NOTHING stirs emotions like a farewell. Especially in football. David Beckham, Paul Scholes, Phil Neville, Alex Ferguson and Michael Owen all said goodbye to the game at the end of last season. Speeches, public statements, tears, laps of honour. And that was just Beckham.
Liverpool, too, closed its own chapter. Jamie Carragher’s departure, 737 games into a career that will never be forgotten, marked the end of an era at Anfield. If the term ‘legend’ has become an overused one in football, it fits perfectly here.
Yet as one door closes, others open. And the next generation of Liverpool hopefuls are knocking louder and louder.
After the progress of Raheem Sterling, Andre Wisdom and Suso last season, hopes are high that the time, money and energy invested in Liverpool’s Academy over the past 10 years is beginning to pay dividends.
That trio made a total of 75 appearances between them last season. All are 20 or under.
But even beyond them, the talent pool looks well stocked.
Necessity played its part, but Adam Morgan, Jerome Sinclair, Samed Yesil, Conor Coady and Jordon Ibe all made their senior debuts during the past 12 months.
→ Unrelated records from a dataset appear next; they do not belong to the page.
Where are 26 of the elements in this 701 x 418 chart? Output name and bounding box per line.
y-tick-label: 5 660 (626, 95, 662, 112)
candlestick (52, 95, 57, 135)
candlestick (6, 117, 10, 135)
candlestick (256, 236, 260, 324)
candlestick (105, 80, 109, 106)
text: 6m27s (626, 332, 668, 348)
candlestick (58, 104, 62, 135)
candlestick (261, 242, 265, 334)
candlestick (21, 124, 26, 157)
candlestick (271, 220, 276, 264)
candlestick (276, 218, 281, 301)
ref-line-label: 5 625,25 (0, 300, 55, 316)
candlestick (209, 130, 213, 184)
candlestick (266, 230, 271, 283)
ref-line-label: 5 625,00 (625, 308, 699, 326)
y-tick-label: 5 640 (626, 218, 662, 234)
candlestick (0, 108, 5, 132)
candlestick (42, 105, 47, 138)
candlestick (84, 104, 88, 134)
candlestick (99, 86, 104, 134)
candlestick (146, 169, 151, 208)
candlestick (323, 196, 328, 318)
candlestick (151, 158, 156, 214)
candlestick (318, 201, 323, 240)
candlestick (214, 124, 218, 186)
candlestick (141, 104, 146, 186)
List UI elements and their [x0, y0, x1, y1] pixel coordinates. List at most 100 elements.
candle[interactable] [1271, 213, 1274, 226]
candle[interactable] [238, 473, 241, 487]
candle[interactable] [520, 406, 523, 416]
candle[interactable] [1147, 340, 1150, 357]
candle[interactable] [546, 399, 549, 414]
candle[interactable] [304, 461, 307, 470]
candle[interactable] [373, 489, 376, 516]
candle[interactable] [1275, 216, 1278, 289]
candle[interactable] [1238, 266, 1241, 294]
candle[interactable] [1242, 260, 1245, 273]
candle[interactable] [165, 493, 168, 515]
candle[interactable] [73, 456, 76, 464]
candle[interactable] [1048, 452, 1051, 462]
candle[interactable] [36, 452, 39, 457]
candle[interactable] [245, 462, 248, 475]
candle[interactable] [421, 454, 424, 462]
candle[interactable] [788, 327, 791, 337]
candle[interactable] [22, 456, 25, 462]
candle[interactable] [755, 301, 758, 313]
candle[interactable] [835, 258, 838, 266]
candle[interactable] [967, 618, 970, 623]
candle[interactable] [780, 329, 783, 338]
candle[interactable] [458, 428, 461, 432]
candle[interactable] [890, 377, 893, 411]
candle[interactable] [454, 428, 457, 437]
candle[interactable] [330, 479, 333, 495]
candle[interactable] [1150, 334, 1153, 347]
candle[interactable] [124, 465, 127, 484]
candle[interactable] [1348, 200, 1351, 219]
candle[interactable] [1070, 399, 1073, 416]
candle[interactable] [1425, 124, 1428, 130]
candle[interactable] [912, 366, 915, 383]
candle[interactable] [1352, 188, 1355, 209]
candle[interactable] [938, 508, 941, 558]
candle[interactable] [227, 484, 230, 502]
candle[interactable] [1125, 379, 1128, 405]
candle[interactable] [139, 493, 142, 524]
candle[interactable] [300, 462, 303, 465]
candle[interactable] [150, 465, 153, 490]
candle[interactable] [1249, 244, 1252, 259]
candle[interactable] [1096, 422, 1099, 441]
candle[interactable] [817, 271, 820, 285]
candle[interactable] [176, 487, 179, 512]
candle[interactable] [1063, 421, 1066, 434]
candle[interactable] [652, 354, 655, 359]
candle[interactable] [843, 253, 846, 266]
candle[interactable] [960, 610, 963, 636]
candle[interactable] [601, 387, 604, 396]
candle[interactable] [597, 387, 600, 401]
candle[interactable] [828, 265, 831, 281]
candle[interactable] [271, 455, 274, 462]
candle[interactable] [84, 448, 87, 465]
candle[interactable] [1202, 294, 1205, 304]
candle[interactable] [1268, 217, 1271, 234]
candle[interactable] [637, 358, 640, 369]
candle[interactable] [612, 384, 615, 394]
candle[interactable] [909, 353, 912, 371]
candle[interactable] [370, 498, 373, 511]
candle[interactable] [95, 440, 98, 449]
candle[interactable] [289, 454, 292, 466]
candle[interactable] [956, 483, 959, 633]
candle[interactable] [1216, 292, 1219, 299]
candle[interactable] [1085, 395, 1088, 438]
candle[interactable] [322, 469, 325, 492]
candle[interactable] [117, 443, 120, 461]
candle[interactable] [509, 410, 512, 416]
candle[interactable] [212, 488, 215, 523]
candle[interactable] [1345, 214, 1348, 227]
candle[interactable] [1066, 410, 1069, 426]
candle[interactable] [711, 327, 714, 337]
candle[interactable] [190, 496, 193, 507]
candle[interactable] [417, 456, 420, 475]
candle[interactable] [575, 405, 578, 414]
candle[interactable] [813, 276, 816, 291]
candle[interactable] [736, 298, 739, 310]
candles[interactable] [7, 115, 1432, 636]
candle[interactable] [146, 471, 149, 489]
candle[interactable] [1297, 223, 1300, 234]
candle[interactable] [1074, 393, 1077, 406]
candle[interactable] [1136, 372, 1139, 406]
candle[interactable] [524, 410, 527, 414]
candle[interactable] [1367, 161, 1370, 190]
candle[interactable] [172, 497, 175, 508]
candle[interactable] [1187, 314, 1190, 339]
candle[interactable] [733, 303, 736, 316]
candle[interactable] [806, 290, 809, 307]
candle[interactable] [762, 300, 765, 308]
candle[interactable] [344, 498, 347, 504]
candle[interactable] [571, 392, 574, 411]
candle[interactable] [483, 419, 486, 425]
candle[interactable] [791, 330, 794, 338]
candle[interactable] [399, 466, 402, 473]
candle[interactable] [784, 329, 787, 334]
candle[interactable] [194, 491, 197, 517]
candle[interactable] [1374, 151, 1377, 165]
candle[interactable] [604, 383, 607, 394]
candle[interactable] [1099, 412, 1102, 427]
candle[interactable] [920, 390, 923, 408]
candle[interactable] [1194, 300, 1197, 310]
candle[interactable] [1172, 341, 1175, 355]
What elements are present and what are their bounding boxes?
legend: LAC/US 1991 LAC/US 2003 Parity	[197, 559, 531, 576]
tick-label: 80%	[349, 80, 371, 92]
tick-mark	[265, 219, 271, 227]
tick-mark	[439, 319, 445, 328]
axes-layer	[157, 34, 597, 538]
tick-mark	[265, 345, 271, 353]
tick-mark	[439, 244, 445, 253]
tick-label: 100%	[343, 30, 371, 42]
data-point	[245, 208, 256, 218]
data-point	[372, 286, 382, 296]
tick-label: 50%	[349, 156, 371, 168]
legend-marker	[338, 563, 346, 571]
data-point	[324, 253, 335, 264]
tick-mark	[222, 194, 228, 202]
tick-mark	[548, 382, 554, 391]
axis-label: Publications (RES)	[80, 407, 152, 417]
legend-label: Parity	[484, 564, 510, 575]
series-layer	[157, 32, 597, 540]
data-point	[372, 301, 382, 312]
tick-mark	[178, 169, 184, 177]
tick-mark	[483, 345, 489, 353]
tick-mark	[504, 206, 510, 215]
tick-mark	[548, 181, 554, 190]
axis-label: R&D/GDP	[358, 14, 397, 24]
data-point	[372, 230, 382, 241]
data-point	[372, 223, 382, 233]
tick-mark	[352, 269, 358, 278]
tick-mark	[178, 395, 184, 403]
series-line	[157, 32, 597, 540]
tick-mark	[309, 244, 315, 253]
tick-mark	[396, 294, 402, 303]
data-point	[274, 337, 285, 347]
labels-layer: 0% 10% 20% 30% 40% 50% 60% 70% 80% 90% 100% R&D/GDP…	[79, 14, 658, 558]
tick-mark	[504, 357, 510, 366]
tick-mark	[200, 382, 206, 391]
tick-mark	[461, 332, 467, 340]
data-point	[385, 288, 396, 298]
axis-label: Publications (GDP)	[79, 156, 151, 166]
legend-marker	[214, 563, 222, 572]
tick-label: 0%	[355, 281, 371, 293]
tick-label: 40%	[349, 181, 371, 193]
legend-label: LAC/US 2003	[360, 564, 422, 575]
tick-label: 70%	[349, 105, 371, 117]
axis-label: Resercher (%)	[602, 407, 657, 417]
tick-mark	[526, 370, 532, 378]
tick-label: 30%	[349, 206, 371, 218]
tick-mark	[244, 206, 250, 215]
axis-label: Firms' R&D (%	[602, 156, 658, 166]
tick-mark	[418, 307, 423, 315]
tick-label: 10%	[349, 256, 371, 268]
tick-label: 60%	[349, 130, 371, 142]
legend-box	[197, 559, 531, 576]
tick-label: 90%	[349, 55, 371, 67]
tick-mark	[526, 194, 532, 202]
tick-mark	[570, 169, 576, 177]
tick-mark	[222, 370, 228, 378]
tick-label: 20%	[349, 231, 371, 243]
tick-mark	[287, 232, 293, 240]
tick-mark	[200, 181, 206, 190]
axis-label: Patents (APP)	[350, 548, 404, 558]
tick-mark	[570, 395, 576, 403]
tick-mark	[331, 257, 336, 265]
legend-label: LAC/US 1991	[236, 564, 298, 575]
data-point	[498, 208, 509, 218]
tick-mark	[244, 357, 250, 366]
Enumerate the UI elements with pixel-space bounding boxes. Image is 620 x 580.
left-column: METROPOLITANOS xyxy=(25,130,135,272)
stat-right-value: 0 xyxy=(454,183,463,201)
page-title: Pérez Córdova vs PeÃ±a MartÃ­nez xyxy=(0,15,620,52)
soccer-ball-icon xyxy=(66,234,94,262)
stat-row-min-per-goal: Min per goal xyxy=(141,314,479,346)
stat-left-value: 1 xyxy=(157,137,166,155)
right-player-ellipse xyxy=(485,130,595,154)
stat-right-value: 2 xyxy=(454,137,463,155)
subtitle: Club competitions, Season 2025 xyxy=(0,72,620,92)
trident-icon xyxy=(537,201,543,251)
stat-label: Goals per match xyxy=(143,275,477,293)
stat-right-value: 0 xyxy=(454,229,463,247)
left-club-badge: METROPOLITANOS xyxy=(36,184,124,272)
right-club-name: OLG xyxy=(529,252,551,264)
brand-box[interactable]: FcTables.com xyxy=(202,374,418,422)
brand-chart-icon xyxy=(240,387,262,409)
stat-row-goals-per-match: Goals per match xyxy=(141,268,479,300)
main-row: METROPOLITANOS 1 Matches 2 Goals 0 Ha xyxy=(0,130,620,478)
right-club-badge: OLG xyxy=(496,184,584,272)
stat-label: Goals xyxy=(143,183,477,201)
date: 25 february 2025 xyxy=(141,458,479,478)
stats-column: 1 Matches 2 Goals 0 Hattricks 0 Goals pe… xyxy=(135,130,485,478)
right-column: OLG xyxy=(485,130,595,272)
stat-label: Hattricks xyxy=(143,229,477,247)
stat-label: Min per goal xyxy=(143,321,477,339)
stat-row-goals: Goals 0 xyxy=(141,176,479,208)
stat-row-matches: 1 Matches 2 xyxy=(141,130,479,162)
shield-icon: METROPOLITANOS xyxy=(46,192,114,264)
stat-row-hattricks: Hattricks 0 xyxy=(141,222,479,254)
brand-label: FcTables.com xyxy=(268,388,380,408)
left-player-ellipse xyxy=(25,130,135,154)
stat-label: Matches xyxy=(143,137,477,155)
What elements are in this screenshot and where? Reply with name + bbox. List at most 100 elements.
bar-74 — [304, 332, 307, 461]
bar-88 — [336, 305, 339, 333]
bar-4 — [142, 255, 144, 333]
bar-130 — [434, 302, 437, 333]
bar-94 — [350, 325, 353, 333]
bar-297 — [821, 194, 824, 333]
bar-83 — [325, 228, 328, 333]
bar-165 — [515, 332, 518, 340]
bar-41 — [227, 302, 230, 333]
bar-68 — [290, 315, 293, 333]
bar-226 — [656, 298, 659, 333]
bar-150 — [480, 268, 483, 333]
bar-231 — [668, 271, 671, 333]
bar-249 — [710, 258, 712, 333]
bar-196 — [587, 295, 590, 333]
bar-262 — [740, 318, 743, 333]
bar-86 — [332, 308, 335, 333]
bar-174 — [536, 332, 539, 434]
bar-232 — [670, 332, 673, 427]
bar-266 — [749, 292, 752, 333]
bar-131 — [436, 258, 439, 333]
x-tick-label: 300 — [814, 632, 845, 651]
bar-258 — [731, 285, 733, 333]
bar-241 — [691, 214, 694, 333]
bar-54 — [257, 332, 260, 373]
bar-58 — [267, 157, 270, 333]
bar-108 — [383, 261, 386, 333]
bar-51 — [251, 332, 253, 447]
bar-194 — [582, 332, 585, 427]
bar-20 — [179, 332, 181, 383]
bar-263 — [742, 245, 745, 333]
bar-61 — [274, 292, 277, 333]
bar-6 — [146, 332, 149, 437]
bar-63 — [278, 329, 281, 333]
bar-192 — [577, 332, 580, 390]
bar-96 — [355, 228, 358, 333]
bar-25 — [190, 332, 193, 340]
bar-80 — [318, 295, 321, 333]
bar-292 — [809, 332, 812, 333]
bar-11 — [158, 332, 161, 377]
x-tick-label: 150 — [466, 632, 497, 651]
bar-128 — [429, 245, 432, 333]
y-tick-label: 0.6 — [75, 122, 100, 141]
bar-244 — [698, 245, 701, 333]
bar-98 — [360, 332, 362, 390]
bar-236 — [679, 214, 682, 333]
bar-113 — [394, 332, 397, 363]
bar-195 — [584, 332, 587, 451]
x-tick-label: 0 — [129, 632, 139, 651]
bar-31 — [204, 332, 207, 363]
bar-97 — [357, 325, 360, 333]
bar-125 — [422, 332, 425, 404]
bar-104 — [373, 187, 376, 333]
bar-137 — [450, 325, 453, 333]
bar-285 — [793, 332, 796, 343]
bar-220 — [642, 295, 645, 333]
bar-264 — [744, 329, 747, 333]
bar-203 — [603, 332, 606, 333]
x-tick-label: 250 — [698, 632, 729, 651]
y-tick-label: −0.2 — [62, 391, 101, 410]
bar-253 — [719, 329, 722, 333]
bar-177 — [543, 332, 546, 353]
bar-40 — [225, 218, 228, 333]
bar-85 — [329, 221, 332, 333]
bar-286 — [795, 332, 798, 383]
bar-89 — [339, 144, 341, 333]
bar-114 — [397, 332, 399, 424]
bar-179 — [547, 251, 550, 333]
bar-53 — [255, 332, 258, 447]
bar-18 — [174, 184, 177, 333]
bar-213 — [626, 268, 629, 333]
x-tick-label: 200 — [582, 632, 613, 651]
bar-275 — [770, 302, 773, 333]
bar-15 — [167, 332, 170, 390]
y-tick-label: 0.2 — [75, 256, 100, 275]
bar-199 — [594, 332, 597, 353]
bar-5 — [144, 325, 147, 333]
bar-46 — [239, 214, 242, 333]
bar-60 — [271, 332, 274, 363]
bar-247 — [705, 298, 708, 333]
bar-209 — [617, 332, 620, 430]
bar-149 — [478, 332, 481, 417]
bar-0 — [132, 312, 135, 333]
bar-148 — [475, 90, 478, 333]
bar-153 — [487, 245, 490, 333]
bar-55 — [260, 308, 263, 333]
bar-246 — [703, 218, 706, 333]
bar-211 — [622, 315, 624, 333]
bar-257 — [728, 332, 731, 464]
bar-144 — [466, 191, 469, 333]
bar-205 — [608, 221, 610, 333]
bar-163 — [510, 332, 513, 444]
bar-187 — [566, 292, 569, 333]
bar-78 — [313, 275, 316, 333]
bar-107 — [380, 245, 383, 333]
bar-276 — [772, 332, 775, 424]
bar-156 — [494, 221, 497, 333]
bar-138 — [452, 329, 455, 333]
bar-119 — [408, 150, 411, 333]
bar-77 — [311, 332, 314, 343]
Lloyd Jones, a 17-year-old defender, was an unused substitute at Fulham in May.
Liverpool were, on average, the youngest team in the Premier League last season, and the emergence of such players is a welcome sight for Reds fans. Few things excite supporters like the prospect of a young talent making his way up through the ranks, free of pressure, devoid of ego, untarnished by the cynical, money-driven nature of the sport.
It is why Sterling’s debut was so eagerly anticipated, why Reds U21 and U18 games attract excellent crowds up at Kirkby, why the fast-expanding NextGen Series has proven such a success. Fans want to see the next big thing before they become the next big thing.
Liverpool have taken significant steps to ensure the club’s young players are given the best possible chance of progressing to the senior ranks. Spoilt by the likes of Robbie Fowler, Steve McManaman, Michael Owen, Jamie Carragher and Steven Gerrard in the 1990s, the club’s Academy endured a barren spell thereafter, but there have been green shoots of recovery in recent years. Martin Kelly, Jay Spearing, Jon Flanagan and Jack Robinson, local lads, all made their debuts in the last five years; all are still at the club.
The exit of Carragher has removed one half of Liverpool’s sScouse core – Gerrard believes he has at least another three years at the top – and the club are eager to plug that gap.
Their efforts, however, will not be concentrated solely on Merseyside. The work of Academy scouts such as David Moss, Ian Barrigan and Matt Newbury ensures, or at least tries to ensure, that Liverpool are on top of any promising youngster, be they local, national or international. Hesitation is a sin when it comes to judging potential.
It was such decisive scouting which enabled them to snare the 15-year-old Sterling from Queens Park Rangers back in 2010.
The initial outlay of £600,000 raised eyebrows – and expectations – but has proven shrewd business. The £250,000 paid to Wycombe Wanderers for Ibe two years later looks likewise, while the club have high hopes for Sinclair, who was taken from West Bromwich Albion at 14, and Jones, who joined from Plymouth, aged 15, in 2011.
The likes of Joao Teixeira (Sporting Lisbon), Suso (Cadiz) and Yesil (Bayer Leverkusen), meanwhile, were scouted from further afield. The club expect to add two of La Liga’s most promising talents, Sergi Canos and Pedro Chirivella, this summer, and have also identified two British 14-year-olds, Bristol City’s Herbie Kane and West Brom’s Yan Dhanda.
With strong dialogue in place between Brendan Rodgers, Rodolfo Borrell, the head of academy coaching, and Frank McParland, the director of player development, and with highly-rated, principled coaches in charge of the U18 and U21 sides, the Reds believe a structure is now in place which will enable them to create a conveyor belt of talent.
It promises to be a busy summer at Anfield, but Reds fans will hope the club can continue to grow its own stars, as well as buying them in from elsewhere.
Then there really will be something to get excited about.